Write a tool that overlays a GUI. For a web app, the tool could a browser extension. This tool allows an enduser to capture, the steps and their locations in a GUI, like a web app, that trigger a bug. This tackles the problem of field bug reproduction.
Test Cases as Coin Tosses: Infer an input probability distribution from test suite. Does a test suite just define a finite support?
Recursive Git Blame: git blame stops at the last write to a line. The project would implement recursive git blame, which would use a similarity measure to chase writes until no line is found within a specified similarity. One challenge will be when more than one line exceeds the similarity threshold.
Functionalizer: takes a code snippet and turns it into a function.
Idempofier: Extract functions into a test harness that makes their execution Idempotent, like system calls, then loop them to learn a function summary. Use case is concretisation in symbolic execution.
Build a test harness to discover, with high probability, loop-carried dependencies,
Build an automocker, a tool that takes a function signature and produces a mock object for it.

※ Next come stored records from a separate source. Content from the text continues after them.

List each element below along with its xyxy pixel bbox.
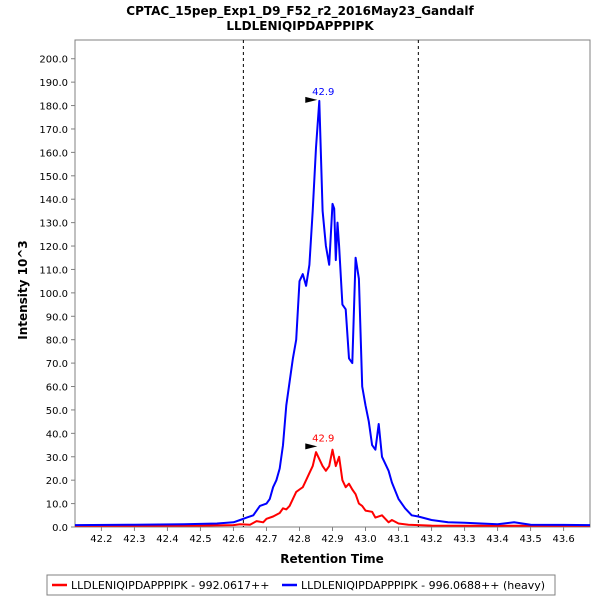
y-tick-label: 0.0 (52, 523, 68, 534)
y-tick-label: 160.0 (39, 148, 68, 159)
y-tick-label: 100.0 (39, 289, 68, 300)
peak-label: 42.9 (312, 87, 334, 98)
y-tick-label: 110.0 (39, 265, 68, 276)
y-axis-label: Intensity 10^3 (16, 240, 30, 340)
x-tick-label: 42.7 (255, 534, 277, 545)
x-tick-label: 43.5 (519, 534, 541, 545)
x-tick-label: 42.8 (288, 534, 310, 545)
y-tick-label: 30.0 (46, 453, 68, 464)
y-tick-label: 200.0 (39, 55, 68, 66)
y-tick-label: 90.0 (46, 312, 68, 323)
y-tick-label: 120.0 (39, 242, 68, 253)
x-tick-label: 42.9 (321, 534, 343, 545)
x-tick-label: 42.4 (156, 534, 178, 545)
peak-arrow-icon (305, 443, 318, 450)
y-tick-label: 130.0 (39, 219, 68, 230)
legend-label: LLDLENIQIPDAPPPIPK - 996.0688++ (heavy) (301, 579, 545, 592)
peak-labels: 42.9 42.9 (305, 87, 334, 450)
series-line (74, 99, 591, 527)
x-axis-ticks: 42.2 42.3 42.4 42.5 42.6 42.7 42.8 42.9 43.0 43.1… (90, 527, 575, 545)
x-tick-label: 43.4 (486, 534, 508, 545)
plot-area (74, 39, 591, 528)
legend: LLDLENIQIPDAPPPIPK - 992.0617++ LLDLENIQI… (52, 579, 545, 592)
y-tick-label: 170.0 (39, 125, 68, 136)
y-tick-label: 140.0 (39, 195, 68, 206)
x-tick-label: 43.2 (420, 534, 442, 545)
x-axis-label: Retention Time (280, 552, 384, 566)
x-tick-label: 42.5 (189, 534, 211, 545)
y-tick-label: 50.0 (46, 406, 68, 417)
legend-label: LLDLENIQIPDAPPPIPK - 992.0617++ (71, 579, 270, 592)
y-tick-label: 60.0 (46, 383, 68, 394)
x-tick-label: 43.6 (552, 534, 574, 545)
series-lines (74, 99, 591, 527)
peak-arrow-icon (305, 96, 318, 103)
y-tick-label: 180.0 (39, 102, 68, 113)
y-axis-ticks: 0.0 10.0 20.0 30.0 40.0 50.0 60.0 70.0 80.0 90.0 1… (39, 55, 75, 534)
x-tick-label: 43.3 (453, 534, 475, 545)
x-tick-label: 43.1 (387, 534, 409, 545)
chart-title: CPTAC_15pep_Exp1_D9_F52_r2_2016May23_Gan… (126, 4, 474, 19)
y-tick-label: 190.0 (39, 78, 68, 89)
x-tick-label: 42.2 (90, 534, 112, 545)
series-line (75, 448, 590, 527)
x-tick-label: 42.6 (222, 534, 244, 545)
x-tick-label: 43.0 (354, 534, 376, 545)
peak-label: 42.9 (312, 433, 334, 444)
y-tick-label: 80.0 (46, 336, 68, 347)
y-tick-label: 20.0 (46, 476, 68, 487)
chart-subtitle: LLDLENIQIPDAPPPIPK (226, 19, 374, 33)
y-tick-label: 70.0 (46, 359, 68, 370)
x-tick-label: 42.3 (123, 534, 145, 545)
y-tick-label: 10.0 (46, 500, 68, 511)
legend-box (46, 574, 556, 596)
y-tick-label: 150.0 (39, 172, 68, 183)
y-tick-label: 40.0 (46, 429, 68, 440)
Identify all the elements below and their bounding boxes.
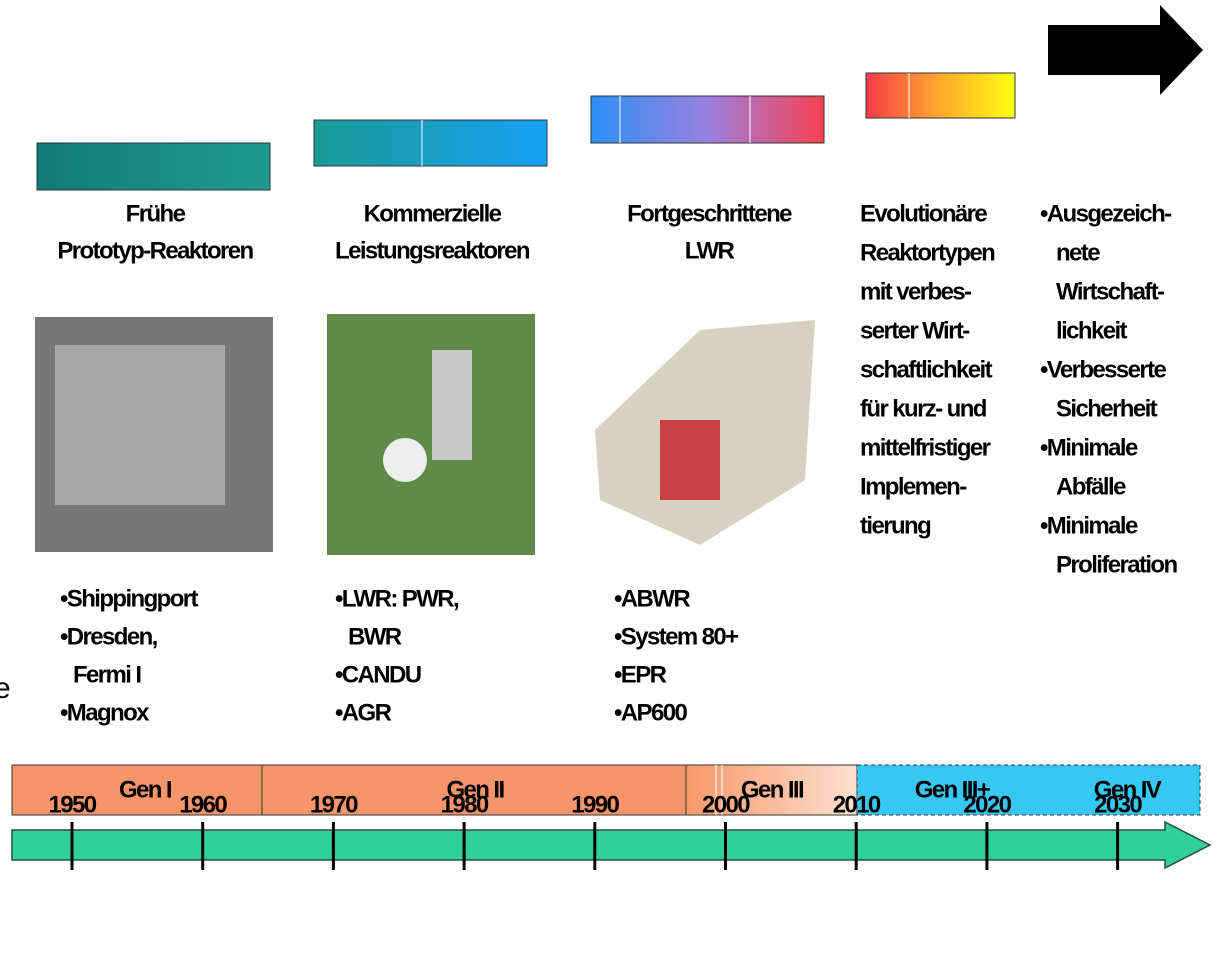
bullet-item: •Minimale <box>1040 434 1138 461</box>
year-label: 1980 <box>441 791 489 818</box>
bullet-item: •Ausgezeich- <box>1040 200 1172 227</box>
photo-detail <box>383 438 427 482</box>
column-title: Kommerzielle <box>364 200 502 227</box>
year-label: 1990 <box>571 791 619 818</box>
year-label: 2000 <box>702 791 750 818</box>
year-label: 2030 <box>1094 791 1142 818</box>
bullet-item: •Minimale <box>1040 512 1138 539</box>
column-title: Leistungsreaktoren <box>335 237 530 264</box>
gen-bar <box>37 143 270 190</box>
year-label: 1960 <box>179 791 227 818</box>
gen-bar <box>866 73 1015 118</box>
bullet-item: Sicherheit <box>1056 395 1158 422</box>
column-title: Fortgeschrittene <box>627 200 792 227</box>
column-title: serter Wirt- <box>860 317 970 344</box>
bullet-item: •Verbesserte <box>1040 356 1167 383</box>
future-arrow <box>1048 5 1203 95</box>
timeline-arrow <box>12 822 1210 868</box>
column-title: mit verbes- <box>860 278 972 305</box>
photo-detail <box>660 420 720 500</box>
bullet-item: BWR <box>348 623 402 650</box>
column-title: tierung <box>860 512 931 539</box>
cut-off-text: e <box>0 672 10 705</box>
bullet-item: •Dresden, <box>60 623 158 650</box>
bullet-item: •CANDU <box>335 661 421 688</box>
bullet-item: Abfälle <box>1056 473 1126 500</box>
bullet-item: •AP600 <box>614 699 687 726</box>
gen-bar <box>591 96 824 143</box>
generation-label: Gen I <box>119 776 172 803</box>
column-title: mittelfristiger <box>860 434 991 461</box>
photo-commercial-plant <box>327 314 535 555</box>
column-title: für kurz- und <box>860 395 987 422</box>
column-title: Evolutionäre <box>860 200 987 227</box>
diagram: Frühe Prototyp-Reaktoren •Shippingport •Dre… <box>0 0 1219 959</box>
bullet-item: lichkeit <box>1056 317 1128 344</box>
column-title: Reaktortypen <box>860 239 995 266</box>
bullet-item: •EPR <box>614 661 667 688</box>
bullet-item: •System 80+ <box>614 623 739 650</box>
bullet-item: •AGR <box>335 699 392 726</box>
year-label: 1970 <box>310 791 358 818</box>
column-title: Prototyp-Reaktoren <box>57 237 253 264</box>
bullet-item: •ABWR <box>614 585 690 612</box>
column-title: LWR <box>685 237 735 264</box>
column-title: Implemen- <box>860 473 967 500</box>
bullet-item: Fermi I <box>73 661 141 688</box>
photo-detail <box>432 350 472 460</box>
column-title: schaftlichkeit <box>860 356 993 383</box>
bullet-item: •Shippingport <box>60 585 199 612</box>
year-label: 1950 <box>49 791 97 818</box>
bullet-item: •LWR: PWR, <box>335 585 459 612</box>
bullet-item: Proliferation <box>1056 551 1177 578</box>
bullet-item: nete <box>1056 239 1100 266</box>
year-label: 2010 <box>833 791 881 818</box>
bullet-item: Wirtschaft- <box>1056 278 1165 305</box>
year-label: 2020 <box>963 791 1011 818</box>
photo-detail <box>55 345 225 505</box>
bullet-item: •Magnox <box>60 699 150 726</box>
generation-label: Gen III <box>741 776 804 803</box>
column-title: Frühe <box>126 200 186 227</box>
gen-bar <box>314 120 547 166</box>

GitHub Copilot vs Stack Overflow: Who has the better code snippets?
GitHub Copilot, the artificial intelligence tool developed by GitHub and OpenAI to assist users by autocompleting code, has the potential to revolutionise how we program, and, in particular, how we obtain code snippets for our programming tasks. Before Copilot, the question-and-answer website Stack Overflow was often the source for such snippets. But which source provides the "better" code? The vast majority of the code produced by Copilot is uniquely generated and has never been seen before, whereas snippets on Stack Overflow have been curated by a community of millions of users. Starting from a dataset of queries to the Stack Overflow search engine, the goal of this project is to compare the code that we would find on Stack Overflow and the code that Copilot would generate for us. Christoph Treude of the University of Melbourne will help me supervise this project.
Study the libreOffice take over and the SSL take-over. https://people.gnome.org/~michael/blog/2015-08-05-under-the-hood-5-0.html
Identify a program's core logic: See above.
Life cycle/expectancy of code snippets: Vary snippet, aka organism, size from subline to file.
Github project viability/predict popularity: What is project popularity?
Can we use information theory to separate random and benchmark SAT formulae?